Our national championships are over for another year. I am delighted to hand over the mantle, of British Advanced Aerobatic Champion, to Paul Tomlinson who flew beautifully and, what's more, had to complete all of his programmes in one day! Well done Paul, it's about time!

As is often the case with our sport, given how dependent on weather we are, it was a bit of a waiting game. Having taken a few precious days of leave, the sitting around was all the more galling. Our first contest day was marred by low cloud and even some rain. We had competitors dotted around the country and so the briefing had to be deferred and deferred. Eventually, as the afternoon was drawing to a close, our contest director, Nick Buckenham, decided to call it for the day. At least this meant that Mike and I got a rather nice walk around (a bit of) Pitsford Reservoir. I do find having to maintain a certain level of preparedness rather tiring so it was a welcome break (even if it wasn't until about 5pm!). The second day wasn't much better, although a few of the stragglers arrived at the site so at least we knew we could get going once the cloud lifted. There was a mad flurry of activity on Saturday morning when we awoke to a lovely blue sky but it was sadly short lived as the cloud began to form and stopped play yet again. We spent most of the day waiting around, although it was nice to see a few friendly faces of people who had flown in for the day. Many thanks to all those who came to say hi, including some who follow us on Facebook.

We had hoped to provide updates of how the contest progressed throughout the event but unfortunately there wasn't much to say for rather a long time and then all of a sudden there was a flurry of activity with no time to update. That seems to be the case with some regularity, although that isn't a comment on how we run our contests (far from it) but more a reality of our reliance on the weather being suitable.
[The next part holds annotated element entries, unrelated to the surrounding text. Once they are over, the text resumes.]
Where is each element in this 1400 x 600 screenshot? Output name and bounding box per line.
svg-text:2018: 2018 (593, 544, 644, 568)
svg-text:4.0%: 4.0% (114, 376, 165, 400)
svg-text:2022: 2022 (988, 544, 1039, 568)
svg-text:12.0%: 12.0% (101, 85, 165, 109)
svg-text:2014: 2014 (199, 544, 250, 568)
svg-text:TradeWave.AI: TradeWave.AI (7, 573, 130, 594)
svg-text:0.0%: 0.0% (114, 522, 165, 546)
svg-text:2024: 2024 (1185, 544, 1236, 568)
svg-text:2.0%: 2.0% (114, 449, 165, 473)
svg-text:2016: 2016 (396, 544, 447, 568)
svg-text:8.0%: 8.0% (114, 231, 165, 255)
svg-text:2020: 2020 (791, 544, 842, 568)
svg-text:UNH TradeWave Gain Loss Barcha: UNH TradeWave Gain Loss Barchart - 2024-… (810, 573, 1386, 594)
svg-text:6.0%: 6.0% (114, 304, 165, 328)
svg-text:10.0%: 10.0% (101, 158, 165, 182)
When it is obliges, we need to get going as we never know when it will change.

 

 


For those that don't know much about competitions, I thought I'd explain a bit about what happens. When you first arrive at the site, you have to register. This involves providing paperwork to show that you and the aircraft are suitably insured and are legitimately allowed to fly. This also includes drawing lots for when you will fly. No one wants to be up first! Following this there will be a briefing. It's only after all of this has happened that the flying can then commence - if the weather allows. For safety reasons we have a minimum cloud base for competitions and that is often what we are waiting for. Here's one of our unknown programmes from the contest. 


Many thanks to those involved in organising and running the event and congratulations to all the competitors; with or without medals, the standard overall certainly seemed higher than in previous years.